A Feb. 7 letter to the school board and SD 51 shows the committee asked for a five-year “plan of remediation” calling on all three sides to work towards keeping MES open. Asking for a letter of reply, the letter suggests launching the working group at Feb. 24’s public consultation at Midway’s high school, Boundary Central Secondary.
Osellame said the committee never got a response. The committee never had the chance to put forward the “myriad responses and solutions” promised in its letter. Instead, he said the school board held a special public meeting in Greenwood on March 10 that was billed as a question-and-answer session.

Zitko said the school board received the committee’s letter, as well as its petition bearing over 700 signatures from current and former West Boundary residents who opposed the closure. Trustees explained to committee members at the school board’s February meeting that the consultation process was laid out in B.C.’s School Act; that the process called for written submissions and for public meetings, all of which Zitko said the board delivered.
“I am sorry if any parents felt that they were ignored. That was never our intention,” she told The Gazette. “We felt that our consultation process gave parents plenty of opportunities to address their concerns with us.”
All six school board trustees gave considered explanations before casting their votes at Tuesday’s meeting, she said, adding that she’d voiced her own reasons for supporting the closure.
Zitko and Lautrad said the school board and SD 51 have long been concerned to maximize support for West Boundary students. Data collected by district teachers and analyzed by outside researchers shows a worsening trend across five areas of early childhood development across the West Boundary, Lautard said March 10.
“Our reason for closing (MES), as I’ve said before, has always been to enhance the consistency of support for students in Greenwood and Midway,” Lautard said.
“I can’t make people believe me,” she continued, explaining that she’d presented the statistics at the school board’s request. Even then, she said she was hesitant because she felt the statistics would be seen as blaming West Boundary parents.
The survey results were masked to shield vulnerable families, but Lautard said, “I feel uncomfortable ‘othering’ marginalized students and families.”

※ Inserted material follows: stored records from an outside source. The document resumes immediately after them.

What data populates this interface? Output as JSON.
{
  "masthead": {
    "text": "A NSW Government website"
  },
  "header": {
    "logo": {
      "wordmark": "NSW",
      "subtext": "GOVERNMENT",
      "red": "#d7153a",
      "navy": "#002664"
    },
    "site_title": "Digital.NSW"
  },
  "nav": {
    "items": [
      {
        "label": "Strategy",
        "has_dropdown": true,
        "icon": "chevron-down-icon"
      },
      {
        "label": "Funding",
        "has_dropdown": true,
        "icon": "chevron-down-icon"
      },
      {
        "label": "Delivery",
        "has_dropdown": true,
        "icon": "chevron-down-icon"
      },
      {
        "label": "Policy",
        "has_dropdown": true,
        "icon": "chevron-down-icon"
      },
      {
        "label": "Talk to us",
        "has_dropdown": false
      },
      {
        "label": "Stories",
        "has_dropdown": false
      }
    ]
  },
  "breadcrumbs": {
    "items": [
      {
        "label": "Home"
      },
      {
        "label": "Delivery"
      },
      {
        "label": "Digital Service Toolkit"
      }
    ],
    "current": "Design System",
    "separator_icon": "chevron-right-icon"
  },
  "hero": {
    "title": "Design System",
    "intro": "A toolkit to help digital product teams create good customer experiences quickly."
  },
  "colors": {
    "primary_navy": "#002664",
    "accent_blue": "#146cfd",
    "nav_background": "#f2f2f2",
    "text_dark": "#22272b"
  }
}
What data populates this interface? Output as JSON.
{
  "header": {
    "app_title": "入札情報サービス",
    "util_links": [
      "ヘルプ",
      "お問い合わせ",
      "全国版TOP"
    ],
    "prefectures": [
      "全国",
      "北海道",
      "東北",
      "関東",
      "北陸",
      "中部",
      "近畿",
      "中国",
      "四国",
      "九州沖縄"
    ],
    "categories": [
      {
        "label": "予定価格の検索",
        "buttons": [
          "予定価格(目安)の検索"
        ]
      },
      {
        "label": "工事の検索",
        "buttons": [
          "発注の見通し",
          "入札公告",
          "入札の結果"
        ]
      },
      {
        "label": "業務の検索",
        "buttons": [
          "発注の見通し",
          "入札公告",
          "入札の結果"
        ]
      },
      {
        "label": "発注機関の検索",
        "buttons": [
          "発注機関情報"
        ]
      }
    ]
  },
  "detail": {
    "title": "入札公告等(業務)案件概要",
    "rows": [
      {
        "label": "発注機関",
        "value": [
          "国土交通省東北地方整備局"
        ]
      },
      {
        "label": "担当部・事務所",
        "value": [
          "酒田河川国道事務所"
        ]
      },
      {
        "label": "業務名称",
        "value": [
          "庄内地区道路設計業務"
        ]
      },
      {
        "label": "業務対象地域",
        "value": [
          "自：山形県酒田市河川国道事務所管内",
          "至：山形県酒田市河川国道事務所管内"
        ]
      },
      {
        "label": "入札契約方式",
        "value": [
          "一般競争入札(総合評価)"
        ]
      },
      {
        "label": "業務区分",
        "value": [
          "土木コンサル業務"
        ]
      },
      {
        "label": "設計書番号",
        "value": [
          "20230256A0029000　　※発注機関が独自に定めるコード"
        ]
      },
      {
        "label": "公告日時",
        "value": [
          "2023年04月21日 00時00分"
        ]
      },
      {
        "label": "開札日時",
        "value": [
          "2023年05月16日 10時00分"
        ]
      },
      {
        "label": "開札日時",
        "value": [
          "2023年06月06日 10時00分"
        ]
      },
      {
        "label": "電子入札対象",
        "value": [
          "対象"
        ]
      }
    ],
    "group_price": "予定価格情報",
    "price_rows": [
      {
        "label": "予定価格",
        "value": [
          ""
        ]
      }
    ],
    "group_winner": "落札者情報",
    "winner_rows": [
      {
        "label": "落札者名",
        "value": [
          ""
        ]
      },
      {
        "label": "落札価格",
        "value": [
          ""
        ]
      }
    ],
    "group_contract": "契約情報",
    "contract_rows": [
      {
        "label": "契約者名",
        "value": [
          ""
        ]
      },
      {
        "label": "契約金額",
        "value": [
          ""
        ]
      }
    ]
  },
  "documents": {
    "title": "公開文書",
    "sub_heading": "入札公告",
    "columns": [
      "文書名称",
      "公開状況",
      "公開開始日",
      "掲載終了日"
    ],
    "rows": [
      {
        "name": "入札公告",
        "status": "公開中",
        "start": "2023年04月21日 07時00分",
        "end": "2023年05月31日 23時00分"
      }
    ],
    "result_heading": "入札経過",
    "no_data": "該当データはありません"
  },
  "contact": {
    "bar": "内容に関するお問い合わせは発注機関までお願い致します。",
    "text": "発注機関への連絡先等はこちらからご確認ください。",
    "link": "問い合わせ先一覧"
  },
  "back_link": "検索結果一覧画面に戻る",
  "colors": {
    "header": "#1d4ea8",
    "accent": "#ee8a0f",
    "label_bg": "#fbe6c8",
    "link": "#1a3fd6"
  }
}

Kids at the far west end of the district already attend a K-7 school at Rock Creek’s West Boundary Elementary and it’s time to do the same at GES, Zitko explained.
Osellame said the surveys’ 2019 results were outdated on the one hand, and sh ould’ve called for action sooner, on the other.
SD 51 first suggested amalgamating the schools at GES in November 2021, after Lautard said the district had formulated a strategic plan highlighting the education ministry’s calls for greater equity in learning outcomes.
Osellame said the committee will pursue its appeal on a nine-point basis, to be filed next week.
A reconfigured K-7 at GES would put around 73 students under one roof — “a small school,” in Lautard’s estimation.